Shao Dan, Su Fei, Zou Xueyu, Lu Jie, Wu Sitong, Tian Ruijun, Ran Dongmei, Guo Zhiyong, Jin Dayong
School of Electronic and Information, Yangtze University, Jingzhou434023, China.
UTS-SUSTech Joint Research Centre for Biomedical Materials and Devices, Department of Biomedical Engineering, Southern University of Science and Technology, Shenzhen518055, China.
Anal Chem. 2023 Feb 7;95(5):2664-2670. doi: 10.1021/acs.analchem.2c03020. Epub 2023 Jan 26.
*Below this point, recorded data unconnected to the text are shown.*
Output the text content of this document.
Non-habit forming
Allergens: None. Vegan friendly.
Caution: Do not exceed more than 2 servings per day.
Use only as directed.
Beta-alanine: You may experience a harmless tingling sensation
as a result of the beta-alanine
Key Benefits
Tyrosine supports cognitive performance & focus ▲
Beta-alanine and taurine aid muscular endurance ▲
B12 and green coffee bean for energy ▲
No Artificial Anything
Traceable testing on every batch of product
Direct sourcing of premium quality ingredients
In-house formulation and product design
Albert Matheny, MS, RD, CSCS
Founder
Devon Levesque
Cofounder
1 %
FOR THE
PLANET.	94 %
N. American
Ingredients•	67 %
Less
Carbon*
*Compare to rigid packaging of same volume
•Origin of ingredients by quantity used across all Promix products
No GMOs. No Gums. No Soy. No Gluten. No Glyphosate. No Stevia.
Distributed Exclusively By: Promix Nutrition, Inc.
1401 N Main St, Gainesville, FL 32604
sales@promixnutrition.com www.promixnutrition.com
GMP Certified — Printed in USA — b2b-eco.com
Lung adenocarcinoma is the most common histologic type of lung cancer. The pixel-level labeling of histologic patterns of lung adenocarcinoma can assist pathologists in determining tumor grading with more details than normal classification. We manually annotated a dataset containing a total of 1000 patches (200 patches for each pattern) of 512 × 512 pixels and 420 patches (contains test sets) of 1024 × 1024 pixels according to the morphological features of the five histologic patterns of lung adenocarcinoma (lepidic, acinar, papillary, micropapillary, and solid). To generate an even large amount of data patches, we developed a data stitching strategy as a data augmentation for classification in model training. Stitched patches improve the Dice similarity coefficient (DSC) scores by 24.06% on the whole-slide image (WSI) with the solid pattern. We propose a WSI analysis framework for lung adenocarcinoma pathology, intelligently labeling lung adenocarcinoma histologic patterns at the pixel level. Our framework contains five branches of deep neural networks for segmenting each histologic pattern. We test our framework with 200 unclassified patches. The DSC scores of our results outpace comparing networks (U-Net, LinkNet, and FPN) by up to 10.78%. We also perform results on four WSIs with an overall accuracy of 99.6%, demonstrating that our network framework exhibits better accuracy and robustness in most cases.
肺腺癌是肺癌最常见的组织学类型。肺腺癌组织学模式的像素级标注可以帮助病理学家比常规分类更详细地确定肿瘤分级。我们根据肺腺癌的五种组织学模式(鳞屑状、腺泡状、乳头状、微乳头状和实性)的形态特征,手动标注了一个数据集,其中包含总共1000个512×512像素的切片块(每种模式200个切片块)以及420个1024×1024像素的切片块(包含测试集)。为了生成更多的数据切片块,我们开发了一种数据拼接策略作为模型训练中分类的数据增强方法。拼接后的切片块在带有实性模式的全切片图像(WSI)上使骰子相似系数(DSC)得分提高了24.06%。我们提出了一个用于肺腺癌病理学的WSI分析框架,在像素级别智能标注肺腺癌组织学模式。我们的框架包含五个深度神经网络分支,用于分割每种组织学模式。我们用200个未分类的切片块测试了我们的框架。我们结果的DSC得分比对比网络(U-Net、LinkNet和FPN)高出多达10.78%。我们还在四个WSI上进行了测试,总体准确率为99.6%,表明我们的网络框架在大多数情况下表现出更好的准确性和鲁棒性。